A leading sponsor of the legislative package, Mr. McDonough said the bills have “no chance” of passage in the Democratic-controlled General Assembly. But he added that he and Delegate Richard K. Impallaria, Baltimore County Republican, are representing their constituents with the legislation, which might pass in a few years.

“We can start the battle here,” Mr. McDonough said. “We will be back again next year and the year after and the year after.”

Mr. Impallaria, another key sponsor, said last year’s legislation that would have allowed illegal aliens to possess driver’s licenses and pay in-state tuition at state colleges and universities served as a wake-up call.

The tuition bill was defeated, and the driver’s license bill is being studied.
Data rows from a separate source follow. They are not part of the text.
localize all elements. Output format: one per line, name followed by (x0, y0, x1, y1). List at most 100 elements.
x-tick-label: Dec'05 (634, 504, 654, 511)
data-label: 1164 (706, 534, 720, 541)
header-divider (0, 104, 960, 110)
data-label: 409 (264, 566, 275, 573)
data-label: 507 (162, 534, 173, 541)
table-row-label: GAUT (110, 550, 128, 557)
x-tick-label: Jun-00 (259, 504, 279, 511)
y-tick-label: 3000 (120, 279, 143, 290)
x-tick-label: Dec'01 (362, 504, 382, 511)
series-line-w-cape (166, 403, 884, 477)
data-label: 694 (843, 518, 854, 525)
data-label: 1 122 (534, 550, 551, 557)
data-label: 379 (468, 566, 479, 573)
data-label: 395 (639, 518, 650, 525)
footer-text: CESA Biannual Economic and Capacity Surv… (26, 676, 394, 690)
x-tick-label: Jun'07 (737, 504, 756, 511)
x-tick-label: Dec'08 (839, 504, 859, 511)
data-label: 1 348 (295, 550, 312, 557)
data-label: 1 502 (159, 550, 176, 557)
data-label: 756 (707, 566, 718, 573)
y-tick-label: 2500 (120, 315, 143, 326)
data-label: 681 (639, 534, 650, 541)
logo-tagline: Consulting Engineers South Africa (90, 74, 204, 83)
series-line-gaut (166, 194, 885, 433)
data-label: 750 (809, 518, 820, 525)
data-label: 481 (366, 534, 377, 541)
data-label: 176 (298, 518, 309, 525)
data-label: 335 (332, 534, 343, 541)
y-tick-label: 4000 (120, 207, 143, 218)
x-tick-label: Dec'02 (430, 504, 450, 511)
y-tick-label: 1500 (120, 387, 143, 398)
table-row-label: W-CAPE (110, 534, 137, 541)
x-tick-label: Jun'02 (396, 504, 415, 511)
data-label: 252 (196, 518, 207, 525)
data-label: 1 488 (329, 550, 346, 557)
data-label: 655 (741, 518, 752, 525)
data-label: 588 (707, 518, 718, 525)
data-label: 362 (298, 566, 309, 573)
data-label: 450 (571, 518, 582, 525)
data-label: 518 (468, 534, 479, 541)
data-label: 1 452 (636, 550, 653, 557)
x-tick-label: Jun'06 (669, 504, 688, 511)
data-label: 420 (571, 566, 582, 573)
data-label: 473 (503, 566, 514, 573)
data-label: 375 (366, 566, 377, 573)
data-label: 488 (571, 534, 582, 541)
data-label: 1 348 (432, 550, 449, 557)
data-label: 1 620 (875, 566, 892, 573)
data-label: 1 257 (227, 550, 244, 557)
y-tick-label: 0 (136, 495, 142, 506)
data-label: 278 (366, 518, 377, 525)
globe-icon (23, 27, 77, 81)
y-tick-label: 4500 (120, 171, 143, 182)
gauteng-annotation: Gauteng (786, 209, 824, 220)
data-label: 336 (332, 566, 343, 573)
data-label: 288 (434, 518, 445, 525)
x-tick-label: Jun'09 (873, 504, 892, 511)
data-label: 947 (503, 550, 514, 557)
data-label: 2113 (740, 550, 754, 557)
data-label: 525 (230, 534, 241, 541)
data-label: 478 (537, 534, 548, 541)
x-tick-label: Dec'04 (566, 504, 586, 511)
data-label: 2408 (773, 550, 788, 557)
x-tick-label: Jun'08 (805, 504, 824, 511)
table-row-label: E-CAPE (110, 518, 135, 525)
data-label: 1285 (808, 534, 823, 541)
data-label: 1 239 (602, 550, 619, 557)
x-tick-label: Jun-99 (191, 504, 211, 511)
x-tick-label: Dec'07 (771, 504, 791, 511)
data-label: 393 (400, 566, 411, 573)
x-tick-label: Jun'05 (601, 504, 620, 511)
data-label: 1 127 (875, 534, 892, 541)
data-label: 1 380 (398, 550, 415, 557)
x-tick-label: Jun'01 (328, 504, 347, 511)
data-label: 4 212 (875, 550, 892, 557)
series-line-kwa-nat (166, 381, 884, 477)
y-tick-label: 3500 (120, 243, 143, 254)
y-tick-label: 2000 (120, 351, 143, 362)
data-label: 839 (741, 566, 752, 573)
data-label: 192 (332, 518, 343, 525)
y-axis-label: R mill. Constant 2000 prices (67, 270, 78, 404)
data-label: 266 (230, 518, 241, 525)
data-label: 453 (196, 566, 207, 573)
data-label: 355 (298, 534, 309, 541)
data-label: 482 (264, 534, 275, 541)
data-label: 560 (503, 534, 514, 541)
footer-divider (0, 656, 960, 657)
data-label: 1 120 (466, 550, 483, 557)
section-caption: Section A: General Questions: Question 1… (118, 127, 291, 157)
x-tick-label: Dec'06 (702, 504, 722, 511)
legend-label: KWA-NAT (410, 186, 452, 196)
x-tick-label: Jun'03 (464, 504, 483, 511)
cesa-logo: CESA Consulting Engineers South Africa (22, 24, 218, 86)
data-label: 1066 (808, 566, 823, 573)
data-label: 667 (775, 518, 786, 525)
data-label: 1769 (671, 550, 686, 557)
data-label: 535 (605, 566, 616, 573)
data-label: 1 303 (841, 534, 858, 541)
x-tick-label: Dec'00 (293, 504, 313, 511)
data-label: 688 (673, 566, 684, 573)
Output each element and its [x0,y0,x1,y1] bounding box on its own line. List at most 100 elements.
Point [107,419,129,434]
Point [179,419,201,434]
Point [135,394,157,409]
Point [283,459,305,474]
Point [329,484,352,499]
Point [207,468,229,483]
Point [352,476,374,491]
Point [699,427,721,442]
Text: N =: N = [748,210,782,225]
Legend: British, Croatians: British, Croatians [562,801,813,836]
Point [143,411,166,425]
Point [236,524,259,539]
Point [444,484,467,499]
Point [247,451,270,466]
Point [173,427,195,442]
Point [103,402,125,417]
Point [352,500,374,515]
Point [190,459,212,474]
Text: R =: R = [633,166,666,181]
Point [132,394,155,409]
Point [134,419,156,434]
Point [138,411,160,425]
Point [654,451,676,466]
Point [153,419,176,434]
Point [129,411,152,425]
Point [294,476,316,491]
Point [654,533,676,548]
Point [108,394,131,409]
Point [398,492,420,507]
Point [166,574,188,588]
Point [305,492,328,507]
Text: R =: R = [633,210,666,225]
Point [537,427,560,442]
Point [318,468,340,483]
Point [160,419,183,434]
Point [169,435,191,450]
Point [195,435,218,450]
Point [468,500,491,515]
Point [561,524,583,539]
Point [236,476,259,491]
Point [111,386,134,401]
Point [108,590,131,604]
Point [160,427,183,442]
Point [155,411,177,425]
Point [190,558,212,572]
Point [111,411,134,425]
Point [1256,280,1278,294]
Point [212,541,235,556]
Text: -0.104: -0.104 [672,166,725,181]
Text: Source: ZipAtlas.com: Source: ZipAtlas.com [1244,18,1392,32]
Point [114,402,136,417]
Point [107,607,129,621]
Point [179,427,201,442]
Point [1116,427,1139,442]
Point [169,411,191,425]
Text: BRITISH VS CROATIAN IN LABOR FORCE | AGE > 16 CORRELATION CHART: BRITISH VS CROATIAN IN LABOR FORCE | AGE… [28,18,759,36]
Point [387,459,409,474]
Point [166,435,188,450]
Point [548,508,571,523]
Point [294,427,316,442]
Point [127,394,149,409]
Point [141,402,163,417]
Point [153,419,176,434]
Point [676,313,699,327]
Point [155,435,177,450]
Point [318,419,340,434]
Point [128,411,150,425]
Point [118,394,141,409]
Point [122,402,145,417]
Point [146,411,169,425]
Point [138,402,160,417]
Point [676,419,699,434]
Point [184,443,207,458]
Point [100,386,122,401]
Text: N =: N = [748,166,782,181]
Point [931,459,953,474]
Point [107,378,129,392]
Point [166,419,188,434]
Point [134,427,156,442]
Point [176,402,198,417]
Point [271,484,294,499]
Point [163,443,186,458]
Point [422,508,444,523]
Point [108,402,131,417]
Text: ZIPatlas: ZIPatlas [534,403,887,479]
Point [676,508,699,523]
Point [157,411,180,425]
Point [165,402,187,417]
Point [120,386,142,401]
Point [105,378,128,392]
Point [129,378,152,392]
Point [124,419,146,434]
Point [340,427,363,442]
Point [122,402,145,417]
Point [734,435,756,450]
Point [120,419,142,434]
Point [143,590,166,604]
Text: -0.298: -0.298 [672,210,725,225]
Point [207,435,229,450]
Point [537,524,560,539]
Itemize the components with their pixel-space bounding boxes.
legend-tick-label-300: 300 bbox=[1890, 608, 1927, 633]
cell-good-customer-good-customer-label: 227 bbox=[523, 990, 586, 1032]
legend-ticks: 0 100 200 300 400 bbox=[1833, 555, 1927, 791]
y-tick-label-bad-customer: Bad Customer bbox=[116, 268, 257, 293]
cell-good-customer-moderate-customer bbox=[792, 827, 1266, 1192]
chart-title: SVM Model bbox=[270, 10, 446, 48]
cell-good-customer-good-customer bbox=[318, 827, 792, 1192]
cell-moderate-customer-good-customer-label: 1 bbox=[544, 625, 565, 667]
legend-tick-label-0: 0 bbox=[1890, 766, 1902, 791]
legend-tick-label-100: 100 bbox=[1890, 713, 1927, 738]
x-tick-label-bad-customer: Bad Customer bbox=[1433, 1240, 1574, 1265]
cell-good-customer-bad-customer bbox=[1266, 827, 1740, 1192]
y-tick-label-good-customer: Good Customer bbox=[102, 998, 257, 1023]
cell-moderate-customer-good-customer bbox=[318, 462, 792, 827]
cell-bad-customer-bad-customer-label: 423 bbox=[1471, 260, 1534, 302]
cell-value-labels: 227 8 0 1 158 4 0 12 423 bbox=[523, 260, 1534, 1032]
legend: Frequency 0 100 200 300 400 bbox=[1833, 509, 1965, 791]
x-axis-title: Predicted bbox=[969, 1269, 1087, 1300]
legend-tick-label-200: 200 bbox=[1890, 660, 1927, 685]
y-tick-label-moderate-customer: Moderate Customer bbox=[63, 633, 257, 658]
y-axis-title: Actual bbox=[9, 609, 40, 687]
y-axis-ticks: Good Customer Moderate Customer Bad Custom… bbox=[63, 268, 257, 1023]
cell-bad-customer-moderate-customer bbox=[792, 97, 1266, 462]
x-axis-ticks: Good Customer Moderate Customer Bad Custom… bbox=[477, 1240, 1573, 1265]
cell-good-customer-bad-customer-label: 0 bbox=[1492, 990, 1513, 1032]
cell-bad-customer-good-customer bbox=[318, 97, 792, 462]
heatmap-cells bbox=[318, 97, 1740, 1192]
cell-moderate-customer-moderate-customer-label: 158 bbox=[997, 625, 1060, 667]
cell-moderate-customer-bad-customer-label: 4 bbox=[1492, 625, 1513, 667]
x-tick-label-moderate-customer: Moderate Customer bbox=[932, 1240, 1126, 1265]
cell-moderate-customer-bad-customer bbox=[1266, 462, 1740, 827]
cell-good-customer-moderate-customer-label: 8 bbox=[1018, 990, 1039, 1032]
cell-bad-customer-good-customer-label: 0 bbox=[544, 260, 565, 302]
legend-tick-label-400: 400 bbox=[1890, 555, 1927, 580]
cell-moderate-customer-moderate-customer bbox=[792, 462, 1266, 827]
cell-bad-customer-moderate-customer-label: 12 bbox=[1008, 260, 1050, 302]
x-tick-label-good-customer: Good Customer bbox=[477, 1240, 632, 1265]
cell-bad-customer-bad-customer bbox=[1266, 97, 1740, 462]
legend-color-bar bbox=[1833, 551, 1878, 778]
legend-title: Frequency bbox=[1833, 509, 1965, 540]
“They both had the power to pass, which was a scary thought,” Mr. Impallaria said. “With 9/11, where you had people who entered the country illegally, and then you had the sniper [Lee Boyd Malvo], who was also illegal … if these weren’t a wake-up call, I don’t know what was.”

Malvo, a native of Jamaica, was convicted of taking part in 2002’s sniper shootings in the Washington area and sentenced to life in prison last month.

“The fact is the proponents on the other side are very organized, when polls show 85 to 90 percent of Americans are concerned about illegals, but frankly they are disorganized, so we are going to hold a series of rallies to generate grass-roots support,” Mr. McDonough said.

The first rally will be held Feb. 28 in Baltimore County.

The bills have received support from an assortment of about 15 Republicans, and the one calling for a ban on illegal immigrants possessing driver’s licenses has attracted two Democrats, as well — Delegates Emmett C. Burns Jr. of Baltimore County and Rosetta C. Parker of Prince George’s County.

Mr. Burns, the House deputy majority whip, said he supports stricter immigration laws.

“We have enough people here already without opening the floodgates,” he said. “We have aliens right here in America who are legal that can’t find jobs. … So why would we want to do more for people that are undocumented than for people that already here? I have a big problem with that.”

Delegate Herbert H. McMillan, Anne Arundel County Republican, said the state needs to tighten control of licenses because “driver’s licenses become the de facto national identification card.”

“It simply does not make since from a national security standpoint to give a person who is by definition an undocumented alien an identity document,” Mr. McMillan said. “And the other aspect of that is it is unfair to legal immigrants, people who have worked hard and played by our rules, to allow illegal immigrants to go to the head of the line.”

Delegate Steven J. DeBoy Sr., Baltimore County Democrat, said he is considering co-sponsoring the bill that would allow authorities to seize vehicles driven by illegal aliens.

The legislation is named after the late Baltimore County Police Sgt. Mark Parry, who was killed by an illegal Peruvian immigrant who crashed into his patrol car two years ago.

“We are trying to prevent this tragedy from happening to anybody else,” Mr. DeBoy said. “Public safety has to be paramount.”

It is not known how many illegal immigrants reside in Maryland. According to the 2000 U.S. Census, about 337,000 Maryland residents — or 6 percent of the state’s population — are not U.S. citizens.

This article is based in part on wire service reports.